The Soane family of Sir John, his wife Eliza and their sons John (junior) and George moved into the rebuilt Pitzhanger in 1804. The house was a place for entertaining friends, a show home with which to impress clients and potential clients… and, Soane hoped, the base for a dynasty of architects, as he hoped John and George would follow him into the profession.
It didn’t happen. Both sons disappointed their parents in differing ways, and neither became an architect. Eliza found her new home to be too isolated (not surprisingly), a hard blow for a sociable person. Sir John sold Pitzhanger in 1810, moving his collections to 13 Lincoln Inn’s Fields. (He had originally bought Number 12 and, some years later, he also bought Number 14. Sir John redeveloped all three buildings into what is now the Museum.)
After the Soanes, Pitzhanger went through various hands including those of the local council, which adapted it into a public library. Now the first building to which you come as a visitor – the old Lending Library – serves as a gallery for contemporary art, while the Manor and grounds have been restored to their respective appearances from Soane’s time.

The recreated Manor is a fitting tribute to Soane’s life and work.

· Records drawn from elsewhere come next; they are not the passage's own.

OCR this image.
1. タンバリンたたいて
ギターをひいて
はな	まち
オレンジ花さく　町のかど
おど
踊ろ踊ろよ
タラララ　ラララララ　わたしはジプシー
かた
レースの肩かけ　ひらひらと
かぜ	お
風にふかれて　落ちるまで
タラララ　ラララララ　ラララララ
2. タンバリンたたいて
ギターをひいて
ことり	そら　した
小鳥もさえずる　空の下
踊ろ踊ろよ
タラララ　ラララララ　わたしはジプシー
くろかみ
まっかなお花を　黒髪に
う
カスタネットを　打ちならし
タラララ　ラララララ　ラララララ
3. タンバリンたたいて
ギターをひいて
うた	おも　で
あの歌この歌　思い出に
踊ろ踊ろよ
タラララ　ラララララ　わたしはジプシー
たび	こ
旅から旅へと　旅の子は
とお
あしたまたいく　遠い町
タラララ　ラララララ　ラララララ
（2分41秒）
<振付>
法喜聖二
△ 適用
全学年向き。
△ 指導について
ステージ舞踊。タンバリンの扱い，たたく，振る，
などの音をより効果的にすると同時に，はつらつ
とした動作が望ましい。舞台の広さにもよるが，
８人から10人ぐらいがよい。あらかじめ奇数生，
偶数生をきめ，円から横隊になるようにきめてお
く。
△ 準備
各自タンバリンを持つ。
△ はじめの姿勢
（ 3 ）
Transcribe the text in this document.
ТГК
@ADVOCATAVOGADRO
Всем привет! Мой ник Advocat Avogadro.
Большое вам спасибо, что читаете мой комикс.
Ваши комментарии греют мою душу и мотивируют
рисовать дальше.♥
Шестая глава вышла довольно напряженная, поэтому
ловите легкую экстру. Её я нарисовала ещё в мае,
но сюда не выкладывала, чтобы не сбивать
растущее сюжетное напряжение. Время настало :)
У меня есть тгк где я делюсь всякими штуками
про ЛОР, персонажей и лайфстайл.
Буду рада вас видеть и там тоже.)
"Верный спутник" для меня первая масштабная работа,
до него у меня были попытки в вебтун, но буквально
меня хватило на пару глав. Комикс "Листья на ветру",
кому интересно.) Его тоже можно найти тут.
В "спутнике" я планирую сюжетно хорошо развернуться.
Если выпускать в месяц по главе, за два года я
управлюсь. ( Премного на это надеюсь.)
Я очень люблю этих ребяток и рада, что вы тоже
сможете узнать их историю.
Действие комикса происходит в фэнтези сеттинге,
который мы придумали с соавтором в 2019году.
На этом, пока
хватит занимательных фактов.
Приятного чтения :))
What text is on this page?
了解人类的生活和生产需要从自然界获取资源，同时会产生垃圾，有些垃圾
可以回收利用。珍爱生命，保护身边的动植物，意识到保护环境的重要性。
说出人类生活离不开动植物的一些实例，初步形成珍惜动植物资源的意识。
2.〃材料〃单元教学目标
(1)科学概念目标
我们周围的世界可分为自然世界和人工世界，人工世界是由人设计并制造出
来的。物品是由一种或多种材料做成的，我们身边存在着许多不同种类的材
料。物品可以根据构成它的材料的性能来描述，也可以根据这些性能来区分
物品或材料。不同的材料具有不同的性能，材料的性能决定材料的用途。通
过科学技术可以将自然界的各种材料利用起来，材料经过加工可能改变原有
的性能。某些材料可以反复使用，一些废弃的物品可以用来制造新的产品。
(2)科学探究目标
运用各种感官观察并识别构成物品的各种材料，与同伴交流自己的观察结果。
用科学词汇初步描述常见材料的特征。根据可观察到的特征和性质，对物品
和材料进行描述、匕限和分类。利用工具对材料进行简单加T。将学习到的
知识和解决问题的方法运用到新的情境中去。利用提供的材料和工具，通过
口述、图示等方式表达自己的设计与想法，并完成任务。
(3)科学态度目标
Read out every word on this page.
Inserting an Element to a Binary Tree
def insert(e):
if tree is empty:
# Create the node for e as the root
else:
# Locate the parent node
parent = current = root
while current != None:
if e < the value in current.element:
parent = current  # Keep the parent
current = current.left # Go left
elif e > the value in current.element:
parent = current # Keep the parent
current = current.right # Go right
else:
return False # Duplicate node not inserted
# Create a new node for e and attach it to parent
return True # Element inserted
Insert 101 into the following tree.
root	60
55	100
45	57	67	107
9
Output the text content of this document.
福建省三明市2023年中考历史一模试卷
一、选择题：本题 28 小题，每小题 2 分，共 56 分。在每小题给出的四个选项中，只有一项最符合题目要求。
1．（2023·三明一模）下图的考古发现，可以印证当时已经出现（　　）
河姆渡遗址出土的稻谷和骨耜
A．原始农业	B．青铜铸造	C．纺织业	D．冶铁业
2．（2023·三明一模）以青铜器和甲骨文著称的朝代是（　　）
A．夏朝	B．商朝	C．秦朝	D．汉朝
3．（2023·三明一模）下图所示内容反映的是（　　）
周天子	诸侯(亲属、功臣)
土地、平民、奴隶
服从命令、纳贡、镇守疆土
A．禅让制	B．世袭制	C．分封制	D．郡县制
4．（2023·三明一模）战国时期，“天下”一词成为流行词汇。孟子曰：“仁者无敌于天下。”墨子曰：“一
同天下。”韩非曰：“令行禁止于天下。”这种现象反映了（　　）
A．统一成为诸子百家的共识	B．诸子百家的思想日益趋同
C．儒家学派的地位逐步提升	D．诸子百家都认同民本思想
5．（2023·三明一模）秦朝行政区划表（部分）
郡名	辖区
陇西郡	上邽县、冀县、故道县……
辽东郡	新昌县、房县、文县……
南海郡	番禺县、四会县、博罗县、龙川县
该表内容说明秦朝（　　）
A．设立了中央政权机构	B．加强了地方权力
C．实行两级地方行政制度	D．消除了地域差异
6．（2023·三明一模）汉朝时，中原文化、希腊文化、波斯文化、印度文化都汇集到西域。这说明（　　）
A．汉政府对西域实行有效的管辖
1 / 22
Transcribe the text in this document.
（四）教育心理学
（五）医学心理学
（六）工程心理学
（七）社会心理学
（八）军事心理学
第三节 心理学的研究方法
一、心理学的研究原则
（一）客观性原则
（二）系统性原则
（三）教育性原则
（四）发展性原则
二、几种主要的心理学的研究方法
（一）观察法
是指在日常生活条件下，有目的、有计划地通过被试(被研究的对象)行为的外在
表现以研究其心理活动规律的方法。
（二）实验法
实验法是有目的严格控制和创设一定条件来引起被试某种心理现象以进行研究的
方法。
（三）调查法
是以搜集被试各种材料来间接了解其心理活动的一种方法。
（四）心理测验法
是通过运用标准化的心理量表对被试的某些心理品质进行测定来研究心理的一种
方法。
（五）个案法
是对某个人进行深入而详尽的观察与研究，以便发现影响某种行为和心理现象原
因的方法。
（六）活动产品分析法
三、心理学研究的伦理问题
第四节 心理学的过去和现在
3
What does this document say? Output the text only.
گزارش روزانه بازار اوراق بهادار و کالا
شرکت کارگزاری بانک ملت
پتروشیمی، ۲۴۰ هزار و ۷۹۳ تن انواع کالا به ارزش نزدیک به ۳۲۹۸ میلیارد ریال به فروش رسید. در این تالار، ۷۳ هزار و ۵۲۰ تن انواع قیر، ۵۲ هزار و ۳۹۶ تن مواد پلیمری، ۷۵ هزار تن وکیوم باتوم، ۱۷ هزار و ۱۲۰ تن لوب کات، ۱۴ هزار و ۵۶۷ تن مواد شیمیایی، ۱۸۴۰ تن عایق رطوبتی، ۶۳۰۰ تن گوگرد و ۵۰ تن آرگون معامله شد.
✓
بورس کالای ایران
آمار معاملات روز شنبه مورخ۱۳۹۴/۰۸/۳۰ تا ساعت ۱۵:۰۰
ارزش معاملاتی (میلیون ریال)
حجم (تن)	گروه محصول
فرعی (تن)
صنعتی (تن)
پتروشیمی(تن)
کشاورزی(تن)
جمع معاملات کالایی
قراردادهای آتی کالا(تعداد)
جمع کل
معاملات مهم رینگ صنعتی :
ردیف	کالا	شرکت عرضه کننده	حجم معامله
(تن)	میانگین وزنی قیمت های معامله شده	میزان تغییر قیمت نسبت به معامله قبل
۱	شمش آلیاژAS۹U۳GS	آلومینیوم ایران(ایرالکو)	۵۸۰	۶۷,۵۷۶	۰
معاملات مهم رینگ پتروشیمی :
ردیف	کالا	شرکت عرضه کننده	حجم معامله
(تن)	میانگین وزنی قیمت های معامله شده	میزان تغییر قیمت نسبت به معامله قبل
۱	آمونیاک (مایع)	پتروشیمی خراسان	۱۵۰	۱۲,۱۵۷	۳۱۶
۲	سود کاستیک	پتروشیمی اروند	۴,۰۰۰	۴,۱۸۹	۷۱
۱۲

The Breakfast Room, with its painted ceiling evoking the oculus from Rome’s Pantheon, celebrates the Grand Tour which the young John Soan undertook around Europe (he added the extra ‘e’ to his surname later). It’s possible to feel ambivalent about the hand-painted Chinese wallpaper in the Upper Drawing Room, which is very pretty but at odds with the simpler Classicism of the ceiling design. On the ground floor, the dark, atmospheric Monk’s Dining Room once held much of Soane’s collection of ornaments, architectural fragments and statues which you can now see in Lincoln’s Inn Fields. (There never were any monks nor, as Soane used to claim, was there a hermit in residence; the space was a gleeful indulgence of Gothic fantasy.) You may not be able to view all the rooms on a single visit – we didn’t, as a few are fragile and undergoing further preservation work.

Pitzhanger Manor does have a melancholy aspect: like St Petersburg after Moscow supplanted it as Russia’s capital, it is less important than it once was. Sir John Soane’s dream of a Soane dynasty didn’t come to pass. But his name lives on as one of Britain’s most influential architects, and Pitzhanger is an important part of his story.